IN NOME DEL POPOLO ITALIANO

LA CORTE COSTITUZIONALE

composta dai signori:

- Paolo GROSSI Presidente

- Giorgio LATTANZI Giudice

- Aldo CAROSI ”

- Marta CARTABIA ”

- Mario Rosario MORELLI ”

- Giancarlo CORAGGIO ”

- Silvana SCIARRA ”

- Daria de PRETIS ”

- Nicolò ZANON ”

- Augusto Antonio BARBERA ”

- Giulio PROSPERETTI ”

ha pronunciato la seguente

SENTENZA

nel giudizio di legittimità costituzionale degli artt. 7, comma 1, e 8, comma 1, della legge della Regione Umbria 17 agosto 2016, n. 10, recante «Modificazioni ed integrazioni alla legge regionale 9 aprile 2015, n. 11 (Testo unico in materia di Sanità e Servizi sociali) e alla legge regionale 30 marzo 2015, n. 8 (Disposizioni collegate alla manovra di bilancio 2015 in materia di entrate e di spese - Modificazioni ed integrazioni di leggi regionali)», promosso dal Presidente del Consiglio dei ministri con ricorso notificato il 17-19 ottobre 2016, depositato in cancelleria il 26 ottobre 2016 ed iscritto al n. 67 del registro ricorsi 2016.
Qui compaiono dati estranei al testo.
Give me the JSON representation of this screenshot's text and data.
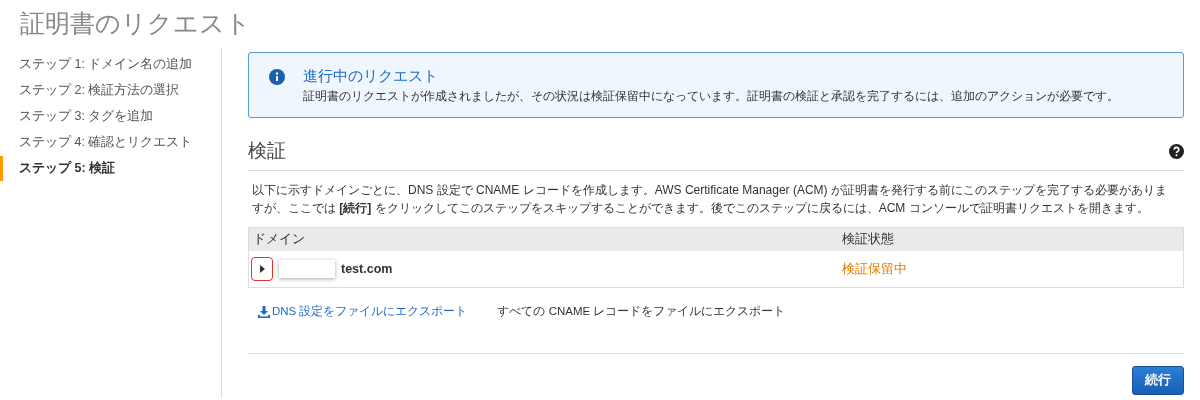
{
  "page_title": "証明書のリクエスト",
  "steps": [
    {
      "label": "ステップ 1: ドメイン名の追加",
      "selected": false
    },
    {
      "label": "ステップ 2: 検証方法の選択",
      "selected": false
    },
    {
      "label": "ステップ 3: タグを追加",
      "selected": false
    },
    {
      "label": "ステップ 4: 確認とリクエスト",
      "selected": false
    },
    {
      "label": "ステップ 5: 検証",
      "selected": true
    }
  ],
  "alert": {
    "title": "進行中のリクエスト",
    "message": "証明書のリクエストが作成されましたが、その状況は検証保留中になっています。証明書の検証と承認を完了するには、追加のアクションが必要です。"
  },
  "section": {
    "title": "検証",
    "description": "以下に示すドメインごとに、DNS 設定で CNAME レコードを作成します。AWS Certificate Manager (ACM) が証明書を発行する前にこのステップを完了する必要がありますが、ここでは **[続行]** をクリックしてこのステップをスキップすることができます。後でこのステップに戻るには、ACM コンソールで証明書リクエストを開きます。"
  },
  "table": {
    "columns": [
      "ドメイン",
      "検証状態"
    ],
    "rows": [
      {
        "domain": "test.com",
        "status": "検証保留中",
        "expanded": false
      }
    ]
  },
  "export_links": [
    "DNS 設定をファイルにエクスポート",
    "すべての CNAME レコードをファイルにエクスポート"
  ],
  "continue_button": "続行"
}
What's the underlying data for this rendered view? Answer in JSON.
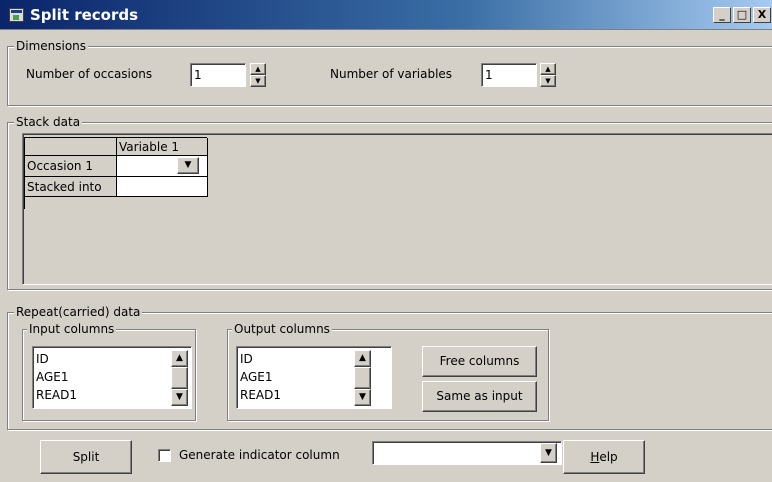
{
  "window": {
    "title": "Split records",
    "controls": {
      "minimize": "_",
      "maximize": "□",
      "close": "X"
    }
  },
  "dimensions": {
    "legend": "Dimensions",
    "occasions_label": "Number of occasions",
    "occasions_value": "1",
    "variables_label": "Number of variables",
    "variables_value": "1"
  },
  "stack": {
    "legend": "Stack data",
    "column_header": "Variable 1",
    "rows": [
      "Occasion 1",
      "Stacked into"
    ]
  },
  "repeat": {
    "legend": "Repeat(carried) data",
    "input": {
      "legend": "Input columns",
      "items": [
        "ID",
        "AGE1",
        "READ1"
      ]
    },
    "output": {
      "legend": "Output columns",
      "items": [
        "ID",
        "AGE1",
        "READ1"
      ]
    },
    "free_columns_label": "Free columns",
    "same_as_input_label": "Same as input"
  },
  "footer": {
    "split_label": "Split",
    "generate_label": "Generate indicator column",
    "generate_checked": false,
    "indicator_value": "",
    "help_accel": "H",
    "help_rest": "elp"
  },
  "icons": {
    "spin_up": "▲",
    "spin_down": "▼",
    "dropdown": "▼",
    "scroll_up": "▲",
    "scroll_down": "▼"
  },
  "colors": {
    "face": "#d4d0c8",
    "title_start": "#0a246a",
    "title_end": "#a6caf0"
  }
}
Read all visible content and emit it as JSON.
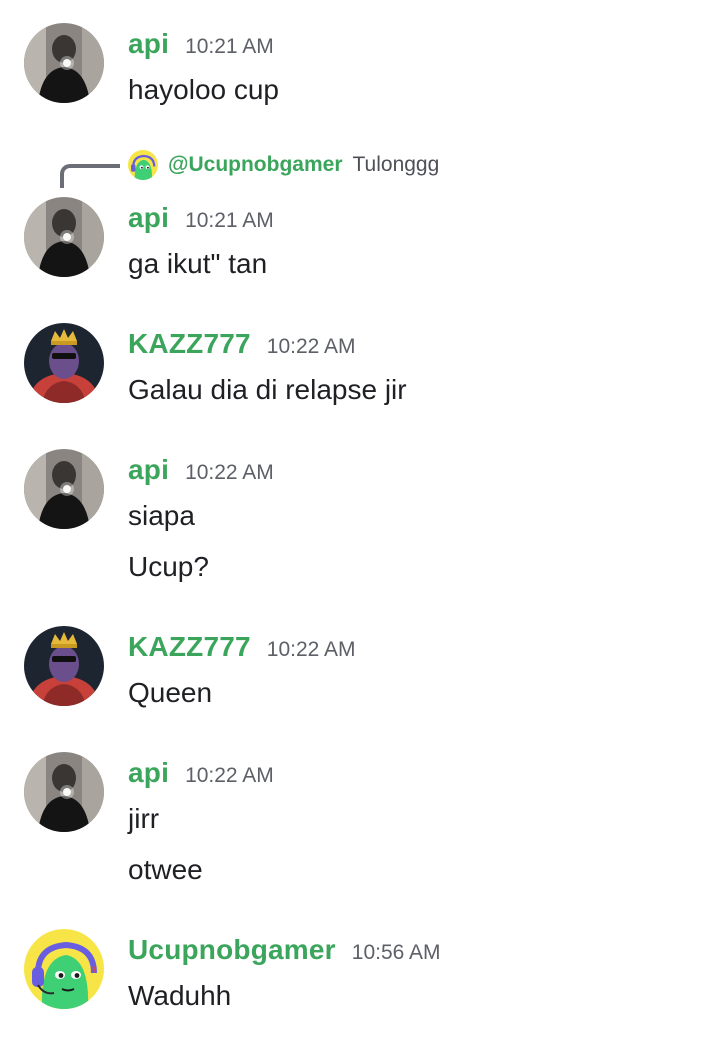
{
  "messages": [
    {
      "author": "api",
      "time": "10:21 AM",
      "lines": [
        "hayoloo cup"
      ],
      "avatar_icon": "user-photo-icon"
    },
    {
      "author": "api",
      "time": "10:21 AM",
      "reply": {
        "user": "@Ucupnobgamer",
        "text": "Tulonggg"
      },
      "lines": [
        "ga ikut\" tan"
      ],
      "avatar_icon": "user-photo-icon"
    },
    {
      "author": "KAZZ777",
      "time": "10:22 AM",
      "lines": [
        "Galau dia di relapse jir"
      ],
      "avatar_icon": "crowned-character-icon"
    },
    {
      "author": "api",
      "time": "10:22 AM",
      "lines": [
        "siapa",
        "Ucup?"
      ],
      "avatar_icon": "user-photo-icon"
    },
    {
      "author": "KAZZ777",
      "time": "10:22 AM",
      "lines": [
        "Queen"
      ],
      "avatar_icon": "crowned-character-icon"
    },
    {
      "author": "api",
      "time": "10:22 AM",
      "lines": [
        "jirr",
        "otwee"
      ],
      "avatar_icon": "user-photo-icon"
    },
    {
      "author": "Ucupnobgamer",
      "time": "10:56 AM",
      "lines": [
        "Waduhh"
      ],
      "avatar_icon": "green-gamer-character-icon"
    }
  ],
  "colors": {
    "username": "#3ba55c",
    "timestamp": "#5e6068",
    "text": "#1f2024",
    "reply_line": "#6b6e76"
  }
}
Visto l’atto di costituzione della Regione Umbria;

udito nella udienza pubblica del 10 ottobre 2017 il Giudice relatore Giulio Prosperetti;

udito l’avvocato dello Stato Enrico De Giovanni per il Presidente del Consiglio dei ministri.

Ritenuto in fatto

  1. – Con ricorso notificato il 17-19 ottobre 2016, depositato in cancelleria il 26 ottobre 2016 e iscritto al n. 67 del registro ricorsi 2016, il Presidente del Consiglio dei ministri, rappresentato e difeso dall’Avvocatura generale dello Stato, ha impugnato gli articoli 7, comma 1, e 8, comma 1, della legge della Regione Umbria 17 agosto 2016, n. 10, recante «Modificazioni ed integrazioni alla legge regionale 9 aprile 2015, n. 11 (Testo unico in materia di Sanità e Servizi sociali) e alla legge regionale 30 marzo 2015, n. 8 (Disposizioni collegate alla manovra di bilancio 2015 in materia di entrate e di spese - Modificazioni ed integrazioni di leggi regionali)», per violazione, rispettivamente, dell’articolo 117, terzo comma, della Costituzione, in relazione all’art. 9, comma 28, del decreto-legge 31 maggio 2010, n. 78 (Misure urgenti in materia di stabilizzazione finanziaria e di competitività economica), convertito, con modificazioni, dalla legge 30 luglio 2010, n. 122; e dell’articolo 117, secondo comma, lettera l), e terzo comma, Cost., in relazione all’art 1, comma 2, del decreto del Presidente del Consiglio dei ministri 6 marzo 2015 (Disciplina delle procedure concorsuali riservate per l’assunzione di personale precario del comparto sanità), all’art. 4, commi 6, 7, 8, 9 e 10, del decreto-legge 31 agosto 2013, n. 101 (Disposizioni urgenti per il perseguimento di obiettivi di razionalizzazione nelle pubbliche amministrazioni), convertito, con modificazioni, dalla legge 30 ottobre 2013, n. 125, e all’art. l, comma 543, della legge 28 dicembre 2015, n. 208 recante «Disposizioni per la formazione del bilancio annuale e pluriennale dello Stato (legge di stabilità 2016)».

    1.1.− Riguardo alla prima delle norme denunciate, il ricorrente rileva che questa...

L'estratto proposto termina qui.